Fortunately, a few months after the first drug trial, another hospital accepted Megan and
Patrick and they became the 27th and 28th patients in the world to be treated with the drug called
Myozyme. To make sure his children could qualify for treatment, Crowley resigned from
Genzyme. Since then his daughter and son have received twice-weekly infusions of the
drug.While the therapy is not a cure, it has improved their condition. Most dramatically, the drug
has reduced the size of their dangerously enlarged hearts, and Megan and Patrick, now age 10
and 9 respectively, have surpassed their initial life expectancy.

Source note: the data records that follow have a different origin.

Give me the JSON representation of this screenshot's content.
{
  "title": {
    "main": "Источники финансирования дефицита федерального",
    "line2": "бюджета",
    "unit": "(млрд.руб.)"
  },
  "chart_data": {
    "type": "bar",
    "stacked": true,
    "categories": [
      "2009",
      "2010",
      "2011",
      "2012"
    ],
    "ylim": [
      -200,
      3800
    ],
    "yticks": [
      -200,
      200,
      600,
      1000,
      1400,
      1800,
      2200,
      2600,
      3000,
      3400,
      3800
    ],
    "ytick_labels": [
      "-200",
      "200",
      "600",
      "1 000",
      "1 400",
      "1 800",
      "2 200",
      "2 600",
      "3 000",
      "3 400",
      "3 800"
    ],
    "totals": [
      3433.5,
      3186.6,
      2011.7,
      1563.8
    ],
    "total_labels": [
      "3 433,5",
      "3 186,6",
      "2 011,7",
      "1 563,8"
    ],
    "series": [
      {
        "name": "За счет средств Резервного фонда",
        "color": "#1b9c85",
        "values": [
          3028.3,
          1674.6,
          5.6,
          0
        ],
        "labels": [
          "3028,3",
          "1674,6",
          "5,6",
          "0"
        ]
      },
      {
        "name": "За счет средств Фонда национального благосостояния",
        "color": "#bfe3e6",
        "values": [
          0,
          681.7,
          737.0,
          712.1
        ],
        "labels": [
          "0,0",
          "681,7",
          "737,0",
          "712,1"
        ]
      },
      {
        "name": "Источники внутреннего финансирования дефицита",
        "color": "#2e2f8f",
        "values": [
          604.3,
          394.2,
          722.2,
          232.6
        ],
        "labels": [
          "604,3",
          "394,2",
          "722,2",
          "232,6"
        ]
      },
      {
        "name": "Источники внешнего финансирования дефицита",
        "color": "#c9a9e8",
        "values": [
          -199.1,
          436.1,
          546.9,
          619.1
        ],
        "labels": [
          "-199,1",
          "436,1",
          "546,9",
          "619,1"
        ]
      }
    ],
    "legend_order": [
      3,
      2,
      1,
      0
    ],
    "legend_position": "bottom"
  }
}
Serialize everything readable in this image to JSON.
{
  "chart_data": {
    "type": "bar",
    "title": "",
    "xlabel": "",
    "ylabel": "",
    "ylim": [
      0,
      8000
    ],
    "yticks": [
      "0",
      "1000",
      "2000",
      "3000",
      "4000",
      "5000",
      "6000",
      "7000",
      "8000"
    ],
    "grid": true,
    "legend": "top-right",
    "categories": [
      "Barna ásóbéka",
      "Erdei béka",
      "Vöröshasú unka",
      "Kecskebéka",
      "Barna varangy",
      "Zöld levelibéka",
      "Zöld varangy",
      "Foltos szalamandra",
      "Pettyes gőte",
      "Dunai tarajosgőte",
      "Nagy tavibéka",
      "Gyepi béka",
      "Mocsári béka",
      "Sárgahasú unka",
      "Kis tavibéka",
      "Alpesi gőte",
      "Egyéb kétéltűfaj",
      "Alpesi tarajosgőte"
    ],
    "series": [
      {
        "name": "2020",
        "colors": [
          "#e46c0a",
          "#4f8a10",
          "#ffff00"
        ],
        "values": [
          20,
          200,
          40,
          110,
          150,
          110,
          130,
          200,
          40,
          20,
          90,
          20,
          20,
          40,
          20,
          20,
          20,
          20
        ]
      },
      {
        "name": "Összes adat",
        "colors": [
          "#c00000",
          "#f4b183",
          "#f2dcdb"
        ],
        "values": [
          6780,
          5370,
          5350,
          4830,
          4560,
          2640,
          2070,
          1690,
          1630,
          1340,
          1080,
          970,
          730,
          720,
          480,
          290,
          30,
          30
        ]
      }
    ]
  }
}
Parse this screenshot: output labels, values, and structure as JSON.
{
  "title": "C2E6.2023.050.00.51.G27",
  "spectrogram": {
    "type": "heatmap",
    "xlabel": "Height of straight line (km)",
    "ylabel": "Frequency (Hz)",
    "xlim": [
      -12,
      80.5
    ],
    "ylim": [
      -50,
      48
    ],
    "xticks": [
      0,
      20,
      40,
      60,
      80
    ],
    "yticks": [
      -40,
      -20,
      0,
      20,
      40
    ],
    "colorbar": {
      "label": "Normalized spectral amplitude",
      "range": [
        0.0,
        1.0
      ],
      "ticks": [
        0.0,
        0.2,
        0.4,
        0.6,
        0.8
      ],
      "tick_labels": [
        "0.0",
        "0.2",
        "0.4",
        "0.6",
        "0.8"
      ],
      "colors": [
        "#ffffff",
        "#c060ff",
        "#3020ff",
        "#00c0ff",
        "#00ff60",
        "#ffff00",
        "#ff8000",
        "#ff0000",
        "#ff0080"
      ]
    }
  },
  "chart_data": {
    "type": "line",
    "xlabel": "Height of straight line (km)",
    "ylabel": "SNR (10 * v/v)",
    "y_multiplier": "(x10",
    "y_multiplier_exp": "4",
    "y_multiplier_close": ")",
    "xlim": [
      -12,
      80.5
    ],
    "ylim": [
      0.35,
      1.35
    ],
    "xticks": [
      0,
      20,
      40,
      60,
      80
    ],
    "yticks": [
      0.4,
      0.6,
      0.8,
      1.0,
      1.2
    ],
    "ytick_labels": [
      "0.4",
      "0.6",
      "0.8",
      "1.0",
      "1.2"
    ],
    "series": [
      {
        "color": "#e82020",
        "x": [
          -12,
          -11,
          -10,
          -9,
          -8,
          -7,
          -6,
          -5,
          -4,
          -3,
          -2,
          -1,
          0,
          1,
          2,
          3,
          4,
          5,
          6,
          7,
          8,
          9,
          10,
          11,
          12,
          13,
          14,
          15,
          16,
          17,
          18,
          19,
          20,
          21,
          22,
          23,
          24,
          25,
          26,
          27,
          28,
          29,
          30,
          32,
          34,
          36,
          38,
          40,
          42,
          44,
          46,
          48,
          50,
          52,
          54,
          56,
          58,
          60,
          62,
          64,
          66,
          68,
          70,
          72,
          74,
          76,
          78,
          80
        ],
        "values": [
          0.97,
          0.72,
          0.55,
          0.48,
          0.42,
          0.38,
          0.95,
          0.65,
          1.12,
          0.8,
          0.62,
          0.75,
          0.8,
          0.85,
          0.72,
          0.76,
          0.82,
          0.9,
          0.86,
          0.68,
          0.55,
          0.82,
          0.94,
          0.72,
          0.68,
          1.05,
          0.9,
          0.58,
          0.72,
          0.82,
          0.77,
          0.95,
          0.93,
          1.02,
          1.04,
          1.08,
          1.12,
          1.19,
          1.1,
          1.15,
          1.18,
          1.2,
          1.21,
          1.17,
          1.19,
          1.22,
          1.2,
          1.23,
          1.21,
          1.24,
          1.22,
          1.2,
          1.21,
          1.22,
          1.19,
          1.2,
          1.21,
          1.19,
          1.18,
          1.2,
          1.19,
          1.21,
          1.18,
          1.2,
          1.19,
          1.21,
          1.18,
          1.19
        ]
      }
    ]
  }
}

"The kids are doing pretty well," John says. "The medicine has stabilized them, and
they're able to go to public school." Their health remains fragile, however, and they still require
wheelchairs to move, ventilators to breathe and food pumps to eat.
In a hopeful recent development, this past December Amicus Therapeutics, a new biotech
firm that John has headed since 2005, began clinical trials of a novel drug for Pompe disease.
Instead of replacing the defective enzyme, which is the conventional approach, the Amicus drug
binds with the patient's own enzyme, tricking the body into thinking it is "good" and causing it to
do its intended job.
John and Aileen's efforts for their children have not gone unnoticed by the media. Besides
being the subject of countless newspaper and TV interviews, a critically acclaimed book, The
Cure: How a Father Raised $100 Million -- and Bucked the Medical Establishment -- in a Quest
to Save His Children, was published last fall. Written by the Pulitzer-Prize-winning Wall Street
Journal reporter Geeta Anand, the book is the basis for a Hollywood movie about the Crowleys.
The film, which will star Harrison Ford, is slated for release in 2008.
John Monczunski is an associate editor of this magazine.